In this review, Smith is seen making grievous hermeneutical errors.  Words are wrangled and adjusted in meaning; generic and specific terminology is exchanged; possible, not necessary, inferences are offered in argumentation to arrive at conclusions not forced; apostolically disapproved examples are cited for authority; pure conjecture is put forward void of any scriptural support; self-contradictions are generated; the whole scriptural message is not presented; and carnal-mindedness is a keynote.  In a similar but completely different analogy, Smith's view of religion and the church today is like trying to draw a map of the world on a flat piece of paper.  The only way to do it is to distort the true image.  By assumption, Smith pre-determines what he supposes to be true.  As a result, sound doctrine on the organization, work, purpose, worship, and authority in the church is distorted to fit the premises.

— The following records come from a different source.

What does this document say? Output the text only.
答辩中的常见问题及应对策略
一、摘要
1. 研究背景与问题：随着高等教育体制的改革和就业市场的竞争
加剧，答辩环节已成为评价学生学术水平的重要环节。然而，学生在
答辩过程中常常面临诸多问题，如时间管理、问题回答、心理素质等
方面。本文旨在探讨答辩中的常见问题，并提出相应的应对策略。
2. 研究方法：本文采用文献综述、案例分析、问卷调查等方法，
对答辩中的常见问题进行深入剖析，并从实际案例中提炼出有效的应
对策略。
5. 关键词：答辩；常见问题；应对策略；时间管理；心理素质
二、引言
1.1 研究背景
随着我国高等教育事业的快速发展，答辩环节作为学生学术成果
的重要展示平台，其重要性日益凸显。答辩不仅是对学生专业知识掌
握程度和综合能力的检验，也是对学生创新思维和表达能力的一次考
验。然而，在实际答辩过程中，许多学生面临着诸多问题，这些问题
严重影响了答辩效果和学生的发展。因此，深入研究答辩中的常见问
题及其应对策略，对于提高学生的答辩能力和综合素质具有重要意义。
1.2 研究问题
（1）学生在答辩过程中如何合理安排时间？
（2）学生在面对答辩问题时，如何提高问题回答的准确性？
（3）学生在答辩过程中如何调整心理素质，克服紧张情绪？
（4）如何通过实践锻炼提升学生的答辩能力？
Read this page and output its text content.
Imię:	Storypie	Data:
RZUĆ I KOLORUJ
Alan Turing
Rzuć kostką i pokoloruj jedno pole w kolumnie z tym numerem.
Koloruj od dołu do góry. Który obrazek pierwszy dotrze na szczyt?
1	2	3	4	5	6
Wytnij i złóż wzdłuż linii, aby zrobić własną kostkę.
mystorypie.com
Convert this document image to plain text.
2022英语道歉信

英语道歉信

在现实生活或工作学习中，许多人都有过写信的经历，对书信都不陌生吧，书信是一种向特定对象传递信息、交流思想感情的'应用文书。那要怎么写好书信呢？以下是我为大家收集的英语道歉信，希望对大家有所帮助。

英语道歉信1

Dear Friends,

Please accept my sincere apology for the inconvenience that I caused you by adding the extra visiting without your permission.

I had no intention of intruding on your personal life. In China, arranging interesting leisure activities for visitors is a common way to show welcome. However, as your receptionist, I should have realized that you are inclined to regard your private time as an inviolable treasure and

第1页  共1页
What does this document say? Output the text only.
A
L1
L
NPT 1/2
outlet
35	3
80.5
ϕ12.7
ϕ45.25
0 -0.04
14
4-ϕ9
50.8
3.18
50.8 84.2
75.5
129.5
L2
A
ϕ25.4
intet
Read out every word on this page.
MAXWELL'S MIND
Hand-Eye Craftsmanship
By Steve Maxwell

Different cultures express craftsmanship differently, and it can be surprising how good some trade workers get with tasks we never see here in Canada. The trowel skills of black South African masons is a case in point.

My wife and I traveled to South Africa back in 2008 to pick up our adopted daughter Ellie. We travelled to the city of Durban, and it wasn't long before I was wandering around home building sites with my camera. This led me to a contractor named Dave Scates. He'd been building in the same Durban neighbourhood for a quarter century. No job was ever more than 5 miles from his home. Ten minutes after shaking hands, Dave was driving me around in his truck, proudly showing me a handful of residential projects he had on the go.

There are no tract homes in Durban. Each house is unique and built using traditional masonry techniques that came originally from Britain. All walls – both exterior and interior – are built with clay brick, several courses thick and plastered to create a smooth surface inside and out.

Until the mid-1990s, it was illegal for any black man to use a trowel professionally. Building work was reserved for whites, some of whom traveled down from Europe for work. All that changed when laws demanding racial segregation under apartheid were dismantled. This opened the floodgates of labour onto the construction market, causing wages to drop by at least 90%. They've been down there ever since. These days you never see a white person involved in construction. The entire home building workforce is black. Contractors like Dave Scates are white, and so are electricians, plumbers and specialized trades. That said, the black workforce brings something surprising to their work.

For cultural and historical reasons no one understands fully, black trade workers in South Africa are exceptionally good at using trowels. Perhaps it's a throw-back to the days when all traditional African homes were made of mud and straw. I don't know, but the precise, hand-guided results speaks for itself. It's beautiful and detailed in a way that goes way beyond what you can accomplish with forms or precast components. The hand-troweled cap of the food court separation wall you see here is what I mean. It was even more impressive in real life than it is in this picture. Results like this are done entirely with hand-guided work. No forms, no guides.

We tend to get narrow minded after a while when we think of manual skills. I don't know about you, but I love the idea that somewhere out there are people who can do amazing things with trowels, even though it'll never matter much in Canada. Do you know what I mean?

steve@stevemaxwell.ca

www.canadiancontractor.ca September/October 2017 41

Nevertheless, please note that not everything Smith presents is appraised as a departure from sound doctrine in this review.  It is good that Smith challenges us to ask why we do what we do and to keep our fervent service from falling into perfunctory formalities.  However, change for the sole sake of change where problems with lifeless, unspirited worship do not prevail is nothing more than a needless invitation for strife and suspicion among brethren.  This writer has personally witnessed unnecessary friction hereby created in the church.

The reader is strongly urged to investigate open-mindedly on his own and determine for himself whether these teachings of F. LaGard Smith are consistent with sound doctrine as presented in scripture.  Please consider this review a warning.  Follow what you know is true; reject what is shown to be heresy.

This work is presented in all respectfulness and love.  Joy is not taken in offering a reproof to a brother; joy is found in the word of the Lord (Psa 119:77).  A search for truth and self-examination for every man must never end.  Should any reader conclude that this review contains misapplication of scripture, this writer is humbly prepared to accept constructive criticism in the word.